On August 25, 2014, The Sports Network (TSN), another Canadian sports channel, split its singular national feed into four regional feeds in a manner similar to Sportsnet. These feeds are primarily used to broadcast regional NHL games,[60] but may also be used to provide alternative and common national programming.[61]

While each region has a primary TSN channel, due to overlaps in NHL territories it is possible in some parts of Ontario to access additional regional games from one non-primary channel.[62]

Prior to the launch of these channels, regional NHL games whose rights were held by TSN (which, at that point, consisted solely of the Jets and Canadiens) were broadcast on special part-time channels exclusive to the team's television region.[63]

Bell Media also owns Réseau des sports (RDS) and RDS2, French-language sports networks that are licensed to serve all of Canada, but in practice focus on the predominantly French-speaking province of Quebec (as there are relatively few francophones outside that province). Prior to the 2014–15 season, RDS could air Canadiens games on a national basis, as it was also the national French-language rightsholder of the National Hockey League in Canada. With Rogers' acquisition of the exclusive national media rights to the NHL, and its decision to sub-license French rights to Quebecor Media's TVA Sports, RDS and RDS2's coverage of the Canadiens and Senators are now restricted to parts of Eastern Ontario, Quebec and Atlantic Canada.[64]

Regional syndicators

Some telecasts (especially in U.S. college sports) are broadcast by ad-hoc syndicated packages, which can be picked up on a network of broadcasters that may consist of either individual over-the-air stations, regional sports networks, or a mixture of both.

Jefferson-Pilot Communications and Raycom Sports were well-known as syndicators of college sports on broadcast television, having previously held agreements with the Atlantic Coast Conference (ACC) and Southeastern Conference (SEC). By the late-2000's. both packages began to wind down after ESPN acquired the media rights to both conferences; ESPN initially maintained a syndicated package known as "SEC Network", while Raycom was given a sub-license to continue its syndication package (subsequently renamed "ACC Network").[65][66] Both packages ended when ESPN launched dedicated cable channels for both conferences.
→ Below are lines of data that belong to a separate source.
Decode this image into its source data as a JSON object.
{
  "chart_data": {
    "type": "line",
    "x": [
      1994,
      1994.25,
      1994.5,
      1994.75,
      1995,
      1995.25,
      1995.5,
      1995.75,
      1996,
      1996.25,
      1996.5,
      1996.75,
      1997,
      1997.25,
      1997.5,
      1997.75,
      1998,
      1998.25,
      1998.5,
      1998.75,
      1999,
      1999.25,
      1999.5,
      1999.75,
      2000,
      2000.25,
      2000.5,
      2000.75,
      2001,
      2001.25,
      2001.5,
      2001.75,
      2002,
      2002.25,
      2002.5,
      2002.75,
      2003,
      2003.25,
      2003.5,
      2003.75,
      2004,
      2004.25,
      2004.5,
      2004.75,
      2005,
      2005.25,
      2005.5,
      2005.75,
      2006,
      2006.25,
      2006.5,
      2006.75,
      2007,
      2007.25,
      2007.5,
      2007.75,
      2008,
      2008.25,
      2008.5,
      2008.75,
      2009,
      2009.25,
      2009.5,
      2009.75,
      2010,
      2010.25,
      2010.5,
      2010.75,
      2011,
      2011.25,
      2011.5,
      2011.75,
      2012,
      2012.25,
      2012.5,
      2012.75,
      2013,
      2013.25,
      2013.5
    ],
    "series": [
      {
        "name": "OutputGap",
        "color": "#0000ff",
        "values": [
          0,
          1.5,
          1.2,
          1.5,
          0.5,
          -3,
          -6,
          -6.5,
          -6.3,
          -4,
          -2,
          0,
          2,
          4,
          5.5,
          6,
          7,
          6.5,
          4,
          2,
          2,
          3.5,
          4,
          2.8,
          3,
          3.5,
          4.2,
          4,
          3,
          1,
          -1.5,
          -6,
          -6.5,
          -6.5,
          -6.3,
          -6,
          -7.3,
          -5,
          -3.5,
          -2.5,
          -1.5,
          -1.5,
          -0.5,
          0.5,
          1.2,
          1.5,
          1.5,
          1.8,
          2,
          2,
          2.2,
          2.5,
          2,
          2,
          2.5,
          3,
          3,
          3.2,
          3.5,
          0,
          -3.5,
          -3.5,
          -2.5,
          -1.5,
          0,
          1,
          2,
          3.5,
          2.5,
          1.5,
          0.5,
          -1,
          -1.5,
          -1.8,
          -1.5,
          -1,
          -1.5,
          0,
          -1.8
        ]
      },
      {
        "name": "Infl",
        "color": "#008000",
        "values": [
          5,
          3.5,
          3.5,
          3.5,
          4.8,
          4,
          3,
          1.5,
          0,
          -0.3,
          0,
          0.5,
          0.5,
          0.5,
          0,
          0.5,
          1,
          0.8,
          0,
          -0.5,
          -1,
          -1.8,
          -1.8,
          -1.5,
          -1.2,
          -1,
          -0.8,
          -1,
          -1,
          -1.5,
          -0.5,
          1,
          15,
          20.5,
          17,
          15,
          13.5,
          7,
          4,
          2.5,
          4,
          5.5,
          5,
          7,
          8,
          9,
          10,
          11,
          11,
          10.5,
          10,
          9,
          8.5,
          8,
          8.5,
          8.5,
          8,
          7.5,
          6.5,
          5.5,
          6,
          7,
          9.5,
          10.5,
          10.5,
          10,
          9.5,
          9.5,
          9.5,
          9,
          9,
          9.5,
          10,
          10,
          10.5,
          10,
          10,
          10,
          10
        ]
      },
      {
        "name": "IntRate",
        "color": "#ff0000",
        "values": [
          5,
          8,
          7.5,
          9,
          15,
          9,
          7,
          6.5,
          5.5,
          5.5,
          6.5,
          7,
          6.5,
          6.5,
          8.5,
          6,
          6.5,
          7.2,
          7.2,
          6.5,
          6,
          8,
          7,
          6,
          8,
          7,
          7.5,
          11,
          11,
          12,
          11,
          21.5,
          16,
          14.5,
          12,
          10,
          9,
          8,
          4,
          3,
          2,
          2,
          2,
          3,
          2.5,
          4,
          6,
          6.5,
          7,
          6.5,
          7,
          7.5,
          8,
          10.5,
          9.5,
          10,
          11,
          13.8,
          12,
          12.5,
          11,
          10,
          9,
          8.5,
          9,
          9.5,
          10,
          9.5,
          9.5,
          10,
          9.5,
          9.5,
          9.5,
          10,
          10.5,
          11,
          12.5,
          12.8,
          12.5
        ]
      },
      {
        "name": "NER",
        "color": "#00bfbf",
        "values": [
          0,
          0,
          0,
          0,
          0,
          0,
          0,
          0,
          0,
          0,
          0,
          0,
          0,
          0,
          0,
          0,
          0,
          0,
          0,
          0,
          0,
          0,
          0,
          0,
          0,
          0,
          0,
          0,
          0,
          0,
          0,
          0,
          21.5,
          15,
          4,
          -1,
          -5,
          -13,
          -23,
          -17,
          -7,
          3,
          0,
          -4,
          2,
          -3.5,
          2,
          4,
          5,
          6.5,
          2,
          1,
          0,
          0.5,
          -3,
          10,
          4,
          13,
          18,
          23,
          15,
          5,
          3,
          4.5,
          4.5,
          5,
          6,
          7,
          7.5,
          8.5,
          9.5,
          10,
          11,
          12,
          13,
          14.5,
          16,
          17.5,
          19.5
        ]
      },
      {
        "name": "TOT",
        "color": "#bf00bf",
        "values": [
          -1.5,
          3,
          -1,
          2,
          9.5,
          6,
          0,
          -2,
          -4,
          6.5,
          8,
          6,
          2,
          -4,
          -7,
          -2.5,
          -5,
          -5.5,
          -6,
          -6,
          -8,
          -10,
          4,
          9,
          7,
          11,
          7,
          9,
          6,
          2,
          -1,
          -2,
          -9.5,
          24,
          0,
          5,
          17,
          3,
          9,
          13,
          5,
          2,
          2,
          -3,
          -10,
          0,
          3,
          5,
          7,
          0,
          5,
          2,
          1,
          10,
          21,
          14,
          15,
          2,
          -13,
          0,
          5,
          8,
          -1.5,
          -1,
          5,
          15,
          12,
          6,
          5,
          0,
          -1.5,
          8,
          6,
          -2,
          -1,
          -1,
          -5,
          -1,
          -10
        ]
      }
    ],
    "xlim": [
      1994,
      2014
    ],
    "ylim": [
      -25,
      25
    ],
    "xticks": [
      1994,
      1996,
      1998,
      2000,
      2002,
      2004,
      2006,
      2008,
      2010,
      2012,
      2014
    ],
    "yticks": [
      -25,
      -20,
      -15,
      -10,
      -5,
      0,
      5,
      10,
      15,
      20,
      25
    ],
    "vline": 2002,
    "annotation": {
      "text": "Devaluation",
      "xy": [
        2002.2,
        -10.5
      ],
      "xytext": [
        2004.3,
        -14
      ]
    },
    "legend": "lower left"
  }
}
ESPN was originally intended to focus on sports in Connecticut, but chose to broadcast nationally when it debuted in 1979 when it was discovered by the network's founders that it would be less expensive to broadcast nationwide on satellite as opposed to regionally through microwave transmission.[67] ESPN formerly served as a college sports syndicator via ESPN Regional Television—formerly branded on-air as ESPN Plus, but later using conference-oriented brands such as SEC Network (not to be confused with the SEC Network cable channel which succeeded it), and Big East Network. The SEC Network package was a successor to the previous Raycom Sports-produced SEC package.

In 2014, television station owner Sinclair Broadcast Group established its own sports syndicator known as the American Sports Network (ASN), primarily syndicating broadcasts of college football and basketball from mid-major conferences (some of which were previously associated with ESPN Plus) to stations that it owns and operates.[68][69] In 2015, Sinclair also acquired regional rights to Major League Soccer's Real Salt Lake, with ASN handling production and distribution of team telecasts within its designated market.[70] ASN later began to operate a dedicated channel; in contrast to other sports channels, it was distributed free-to-air as a digital multicast television network, and eventually subsumed its syndication of individual telecasts. In 2017, the channel was relaunched as Stadium as part of a joint venture with Silver Chalice, which expanded its programming and added a focus on distribution via free ad-supported streaming television (FAST).